Sometimes, you shouldn't bother fighting stupid. http://www.coachoutletfactory.com/
FarmVille and other Social Networking Games are "free" as in every user gets about 80% of the game. Users who want to buy better in-game items, with farmcash perhaps, are doing so just like WoW players buy a monthly subscription. This method works great. Get people to like the game for free, and then some users will actually pay to use it. Most people enjoy playing these games, but not just for the game part, they love playing the game because they can send their friends virtual gifts and do co-op farming together.
I can see that some people might want to play Farmville. But 82 million people? Are there that many people with no life?
Every time I look at that headline I swear it says
"Cow Licker Boils Down Facebook Games"
and all I think is "ew yuck"!
Is that my cow? It goes "baa". It is a sheep! That is not my cow!

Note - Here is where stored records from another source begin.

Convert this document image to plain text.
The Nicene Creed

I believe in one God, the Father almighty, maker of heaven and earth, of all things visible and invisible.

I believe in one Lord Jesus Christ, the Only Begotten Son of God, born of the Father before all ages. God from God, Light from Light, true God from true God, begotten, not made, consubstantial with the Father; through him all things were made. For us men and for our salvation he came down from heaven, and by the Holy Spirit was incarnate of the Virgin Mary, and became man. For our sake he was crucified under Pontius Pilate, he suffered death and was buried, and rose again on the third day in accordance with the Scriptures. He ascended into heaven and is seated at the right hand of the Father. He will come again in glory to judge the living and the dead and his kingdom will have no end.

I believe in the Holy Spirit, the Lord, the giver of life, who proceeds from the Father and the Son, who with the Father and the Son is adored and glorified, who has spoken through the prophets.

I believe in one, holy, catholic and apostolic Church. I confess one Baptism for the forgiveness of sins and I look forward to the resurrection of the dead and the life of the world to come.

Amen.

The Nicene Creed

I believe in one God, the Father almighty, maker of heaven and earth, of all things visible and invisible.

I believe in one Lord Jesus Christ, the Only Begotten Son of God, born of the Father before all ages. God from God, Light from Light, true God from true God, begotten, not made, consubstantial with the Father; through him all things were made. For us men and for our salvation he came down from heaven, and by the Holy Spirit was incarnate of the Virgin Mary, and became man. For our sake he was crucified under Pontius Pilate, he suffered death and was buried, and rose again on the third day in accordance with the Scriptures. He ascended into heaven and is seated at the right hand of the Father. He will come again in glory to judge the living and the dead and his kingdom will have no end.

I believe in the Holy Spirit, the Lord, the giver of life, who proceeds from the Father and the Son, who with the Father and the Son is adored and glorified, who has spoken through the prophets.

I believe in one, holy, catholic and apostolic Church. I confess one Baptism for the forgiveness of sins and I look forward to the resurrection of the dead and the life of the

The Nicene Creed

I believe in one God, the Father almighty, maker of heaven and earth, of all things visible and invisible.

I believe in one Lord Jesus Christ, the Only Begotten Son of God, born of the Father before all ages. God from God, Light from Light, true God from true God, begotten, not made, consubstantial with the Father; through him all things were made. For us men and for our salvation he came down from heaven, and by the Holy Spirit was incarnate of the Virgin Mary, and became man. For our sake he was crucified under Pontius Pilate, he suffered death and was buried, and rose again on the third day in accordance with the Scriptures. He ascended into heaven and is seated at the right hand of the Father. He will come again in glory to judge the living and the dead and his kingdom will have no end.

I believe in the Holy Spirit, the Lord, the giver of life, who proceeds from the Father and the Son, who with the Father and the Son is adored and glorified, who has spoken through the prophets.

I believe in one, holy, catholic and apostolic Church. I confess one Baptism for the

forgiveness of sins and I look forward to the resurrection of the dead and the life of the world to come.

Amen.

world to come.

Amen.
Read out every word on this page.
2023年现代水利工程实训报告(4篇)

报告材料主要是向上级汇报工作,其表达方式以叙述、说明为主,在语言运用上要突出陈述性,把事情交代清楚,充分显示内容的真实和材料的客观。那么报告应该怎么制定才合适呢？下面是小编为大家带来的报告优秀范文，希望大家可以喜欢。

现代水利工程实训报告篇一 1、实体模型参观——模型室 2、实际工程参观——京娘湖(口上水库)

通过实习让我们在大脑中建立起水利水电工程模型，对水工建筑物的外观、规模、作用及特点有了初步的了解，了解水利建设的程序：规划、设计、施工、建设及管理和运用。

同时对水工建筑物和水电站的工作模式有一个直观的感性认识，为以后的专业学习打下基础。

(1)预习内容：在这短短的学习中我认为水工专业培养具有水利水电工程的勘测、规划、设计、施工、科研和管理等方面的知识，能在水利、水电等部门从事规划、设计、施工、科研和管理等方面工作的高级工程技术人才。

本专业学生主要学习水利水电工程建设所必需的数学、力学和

psmylie's dictionary: Godzillion (noun) Any number large enough to destroy Tokyo
;p
Can I mod something +1 Scary if it's true but I wish it weren't?
Someone needs to create a "desert bus" facebook app. Offer some "fabulous prize" for whoever scores the most points. Then have the prize be $1, or a free manicure of your left pinky.
This is Facebook, not Diablo.
-- Tigger warning: This post may contain tiggers! --
As the saying goes: "Computer games are a kind of computer virus that infects the users.".